When comparing measurements to simulation results one must find suitable quantities that allow such a comparison. The sources, destinations and speeds of the virtual pedestrians in our simulations match measurements statistically, that is, the distributions coincide. Individually no such match can be expected and, as a consequence, individual trajectories cannot be compared. We need an aggregated quantity instead. We pick the density of the crowd as it evolves with time in an area of observation. The density cannot only be measured quite easily in both cases, but is also of immediate interest, because densities above a certain threshold would be an indicator for impending danger.
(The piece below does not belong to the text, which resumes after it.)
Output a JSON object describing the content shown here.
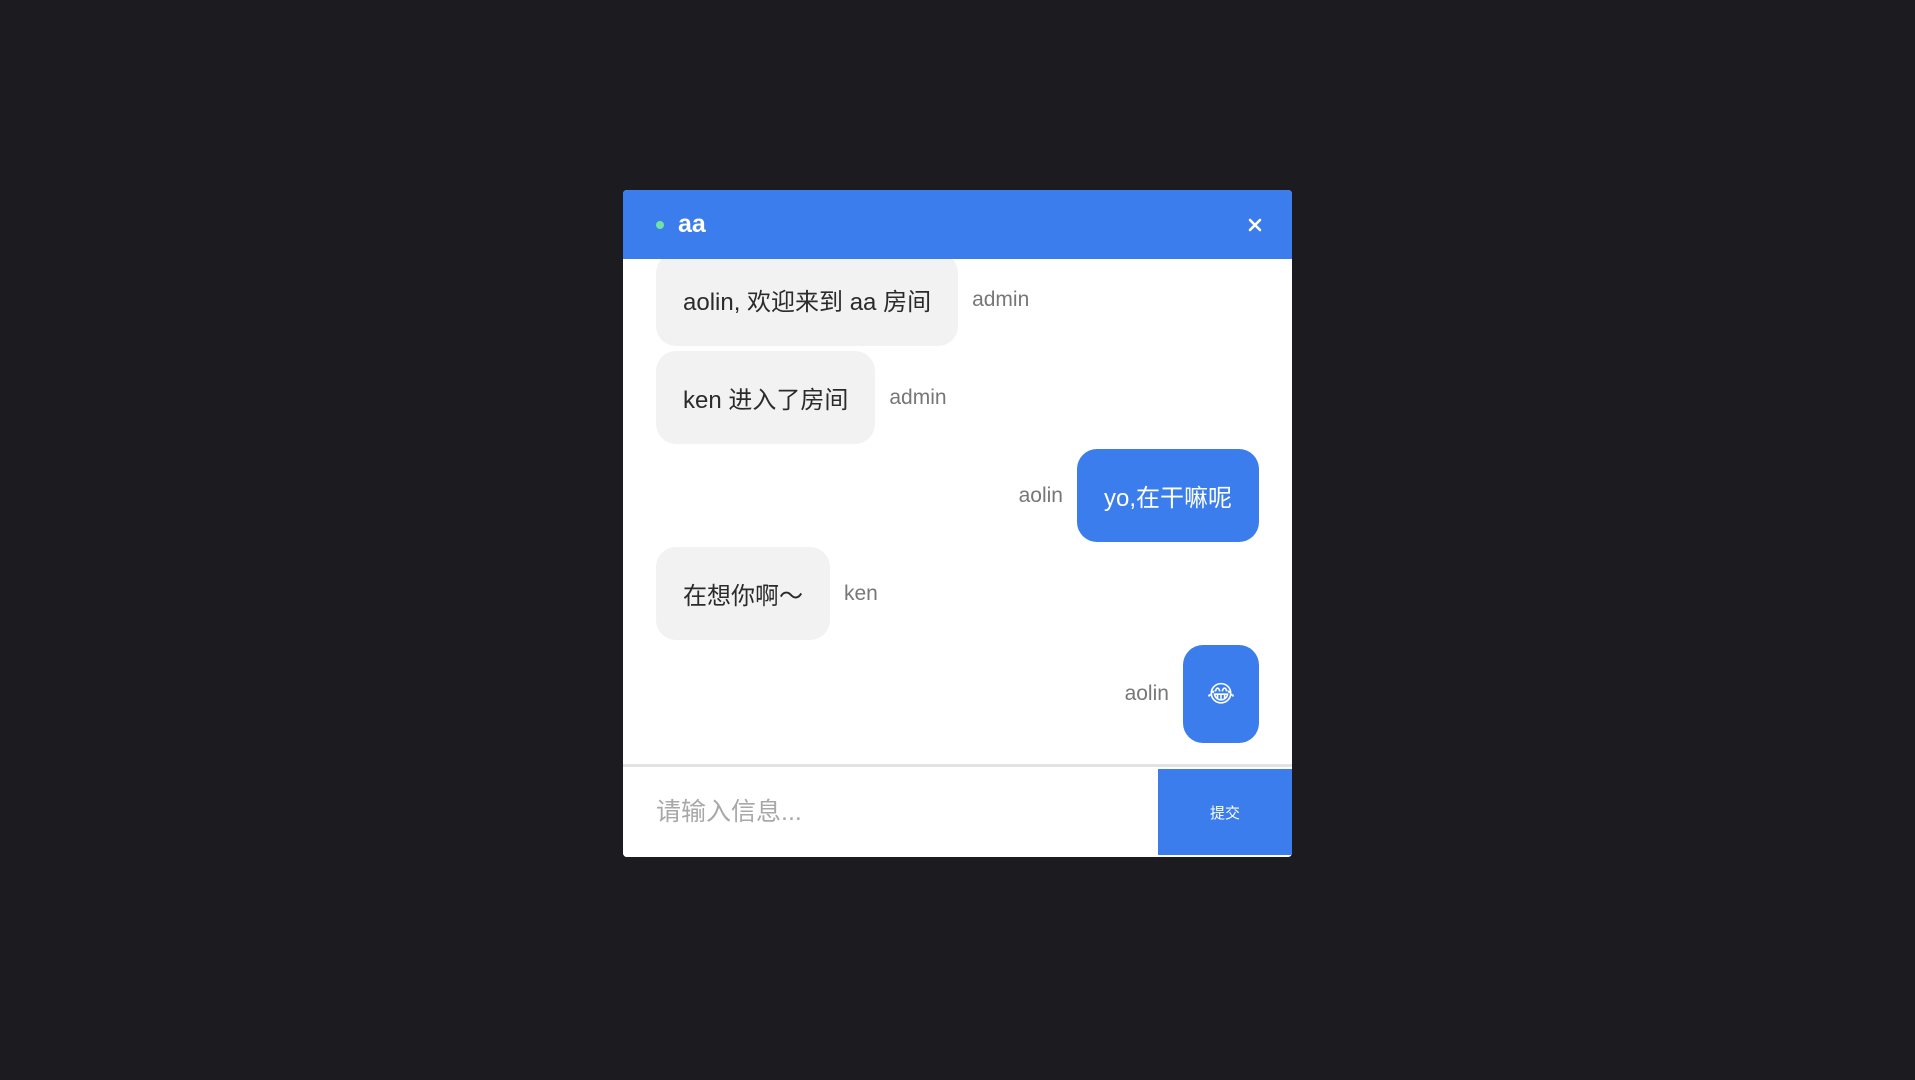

Figure 6 shows a comparison of simulated and measured densities in a time span of 3 min. Solid lines correspond to the video footage, dashed lines to the simulation. The prediction from the simulator qualitatively reproduces the scenario quite well, that is, the peak density occurs in the area of observation, at the correct time, for the correct duration and in the correct order of magnitude.

However, the result somewhat overestimates the densities. Part of the differences can be explained by the influence of chance. The simulation is subject to random input as far as the velocities of the virtual pedestrians and their chosen trajectories are concerned. Only the distributions of the input and measurement parameters coincide. Therefore, for each new seed and for each new simulation the results differ and one cannot ever expect a complete match with the measurements.
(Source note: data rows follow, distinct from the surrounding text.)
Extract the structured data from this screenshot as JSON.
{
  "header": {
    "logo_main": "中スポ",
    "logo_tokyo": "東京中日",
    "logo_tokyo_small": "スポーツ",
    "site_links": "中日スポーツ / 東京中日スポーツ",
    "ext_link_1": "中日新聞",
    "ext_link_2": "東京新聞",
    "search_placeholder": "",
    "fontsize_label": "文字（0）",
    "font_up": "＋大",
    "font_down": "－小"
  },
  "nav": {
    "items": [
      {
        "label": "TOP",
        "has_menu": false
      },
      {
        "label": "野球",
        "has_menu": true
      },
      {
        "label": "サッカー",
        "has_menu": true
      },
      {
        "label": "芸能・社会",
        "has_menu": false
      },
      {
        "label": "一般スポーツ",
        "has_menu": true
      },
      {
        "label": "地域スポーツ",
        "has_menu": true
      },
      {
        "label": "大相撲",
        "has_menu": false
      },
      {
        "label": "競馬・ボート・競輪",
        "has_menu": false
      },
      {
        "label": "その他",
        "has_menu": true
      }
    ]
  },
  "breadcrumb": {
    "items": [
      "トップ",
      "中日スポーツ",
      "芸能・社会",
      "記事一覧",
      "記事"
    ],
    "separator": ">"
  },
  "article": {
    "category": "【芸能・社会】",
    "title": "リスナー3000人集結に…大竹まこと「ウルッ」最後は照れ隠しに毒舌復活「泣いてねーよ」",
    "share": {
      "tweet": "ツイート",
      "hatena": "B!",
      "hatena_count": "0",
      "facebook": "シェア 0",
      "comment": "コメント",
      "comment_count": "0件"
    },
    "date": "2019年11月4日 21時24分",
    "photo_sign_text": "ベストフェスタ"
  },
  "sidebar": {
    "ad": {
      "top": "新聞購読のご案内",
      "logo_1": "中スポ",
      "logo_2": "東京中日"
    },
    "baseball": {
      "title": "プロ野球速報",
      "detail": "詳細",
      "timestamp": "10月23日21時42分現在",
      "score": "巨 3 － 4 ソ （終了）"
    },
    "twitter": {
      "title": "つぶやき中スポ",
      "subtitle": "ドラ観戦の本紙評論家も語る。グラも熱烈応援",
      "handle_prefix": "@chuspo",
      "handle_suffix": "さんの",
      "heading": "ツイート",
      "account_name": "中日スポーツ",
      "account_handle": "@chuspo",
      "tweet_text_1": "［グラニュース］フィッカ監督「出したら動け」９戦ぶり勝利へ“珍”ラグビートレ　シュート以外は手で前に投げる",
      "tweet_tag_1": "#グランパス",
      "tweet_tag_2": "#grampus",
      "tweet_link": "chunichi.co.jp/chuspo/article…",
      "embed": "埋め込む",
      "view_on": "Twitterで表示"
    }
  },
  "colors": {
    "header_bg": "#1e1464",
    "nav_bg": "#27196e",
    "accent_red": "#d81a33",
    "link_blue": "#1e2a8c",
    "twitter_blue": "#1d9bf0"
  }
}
We also suspect that the real pedestrians coordinate their movements better than the virtual pedestrians. The virtual pedestrians are quite ‘short sighted’ and take steps to avoid collision only when the actually ‘feel’ the potential of the other pedestrians. Real pedestrians are more likely to plan ahead. This is a typical disadvantage of high speed pedestrian stream simulators that need to restrict influences to a near field, so-called greedy algorithms, to keep computation times low.

The important question is whether this systematic overestimation is acceptable. In our case, we are interested in a warning system for potentially dangerous densities. Therefore we believe that slight overestimates can be tolerated, whereas underestimations would be inacceptable.

Fig. 6
figure 6

Comparison of measured densities from video footage (solid line) and simulated densities (dashed lines) when pedestrians are fed into the scenario with the source target distribution, the free-flow velocities and the density-flow relationship measured at the start of the scenario. One hundred eighty seconds (3 min) are simulated

6 Discussion and Next Steps

In this paper, we proposed a methodological approach to adjust pedestrian simulations to live scenarios. We applied the methodology to a complex live scenario at a major German railway station. The most important aspects and characteristics that are taken into account and should be adjusted are: the topology of a scenario, the positions of sources and targets and the statistical distribution of trajectories between sources and targets, the current schedule of pedestrian appearances and disappearances, the current distribution of free-flow velocities and the density-flow relationship. Some of the parameters are direct input parameters, others, like the density-flow relationship, must be used as target functions for parameter adjustments.

The analysis of the data from our live scenario revealed significant differences to known literature data [1], which underlines the importance of scenario specific measurements as input data and calibration to measured relationships, especially if predictive simulations are attempted. The success of the proposed approach has been tested by comparing the density evolution of the simulated data to the measured data in an area of observation. The simulation predicts the density evolution rather well at least qualitatively and also, to some extent, quantitiatively.